FATF Report Highlights North Korea’s Anti-Money Laundering Deficiencies
- In its latest report, the FATF noted that North Korea’s anti-money laundering (AML) and combating the financing of terrorism (CFT) regime remains deficient.
- The organization urged North Korea to immediately and meaningfully address its AML/CFT deficiencies.
Widespread Concerns Over Illicit Activities
- The FATF also expressed concern over North Korea’s illicit activities related to the proliferation of weapons of mass destruction (WMDs) and their financing.
- As such, it reaffirmed its 2011 call on its members and urged all jurisdictions to advise their financial institutions to give special attention to business relationships and transactions with North Korean companies, financial institutions, and those acting on their behalf.
FATF Calls for Action
- The FATF further called on its members and other jurisdictions to apply effective counter-measures, including targeted financial sanctions in accordance with applicable United Nations Security Council Resolutions.
- This includes closing existing branches, subsidiaries, and representative offices of North Korean banks within their territories and terminating correspondent relationships with them.
Enhanced Due Diligence Measures
- The lack of effective customer due diligence procedures in North Korea has raised concerns among international financial institutions and governments.

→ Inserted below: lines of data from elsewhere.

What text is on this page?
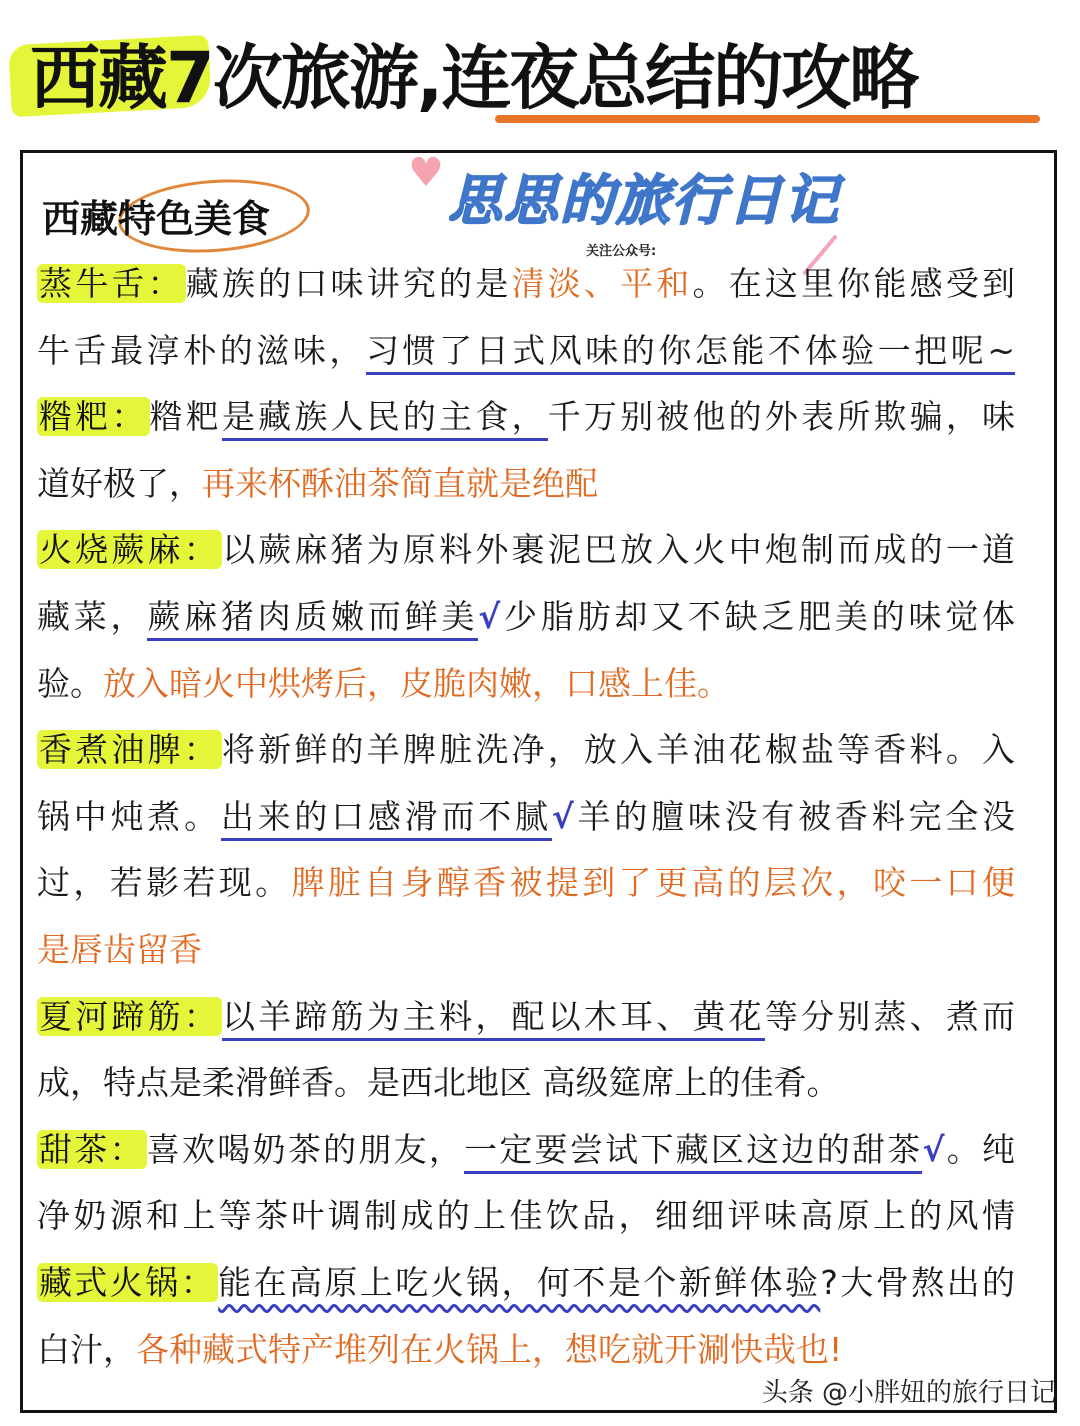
西藏7次旅游,连夜总结的攻略
西藏特色美食
♥ 思思的旅行日记
关注公众号:
蒸牛舌：藏族的口味讲究的是清淡、平和。在这里你能感受到
牛舌最淳朴的滋味，习惯了日式风味的你怎能不体验一把呢~
糌粑：糌粑是藏族人民的主食，千万别被他的外表所欺骗，味
道好极了，再来杯酥油茶简直就是绝配
火烧蕨麻：以蕨麻猪为原料外裹泥巴放入火中炮制而成的一道
藏菜，蕨麻猪肉质嫩而鲜美√少脂肪却又不缺乏肥美的味觉体
验。放入暗火中烘烤后，皮脆肉嫩，口感上佳。
香煮油脾：将新鲜的羊脾脏洗净，放入羊油花椒盐等香料。入
锅中炖煮。出来的口感滑而不腻√羊的膻味没有被香料完全没
过，若影若现。脾脏自身醇香被提到了更高的层次，咬一口便
是唇齿留香
夏河蹄筋：以羊蹄筋为主料，配以木耳、黄花等分别蒸、煮而
成，特点是柔滑鲜香。是西北地区 高级筵席上的佳肴。
甜茶：喜欢喝奶茶的朋友，一定要尝试下藏区这边的甜茶√。纯
净奶源和上等茶叶调制成的上佳饮品，细细评味高原上的风情
藏式火锅：能在高原上吃火锅，何不是个新鲜体验?大骨熬出的
白汁，各种藏式特产堆列在火锅上，想吃就开涮快哉也!
头条 @小胖妞的旅行日记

- The FATF’s call for action highlights the need for enhanced due diligence measures to mitigate the risks associated with transactions involving North Korean entities.
- In related news, Iran was also placed on a list of high-risk jurisdictions by the FATF, citing its failure to fully address AML/CFT deficiencies and implement measures required to combat terrorism financing.
Importance of Robust Customer Due Diligence Procedures
- The FATF’s report serves as a reminder to financial institutions to exercise enhanced due diligence when dealing with transactions involving high-risk jurisdictions.
- This includes conducting thorough customer due diligence, monitoring suspicious transactions, and reporting any potential money laundering or terrorist financing activities to the relevant authorities.
The global community continues to grapple with the challenges of money laundering and terrorism financing. The FATF’s report underscores the importance of robust customer due diligence procedures in preventing financial crimes and maintaining the integrity of the international financial system.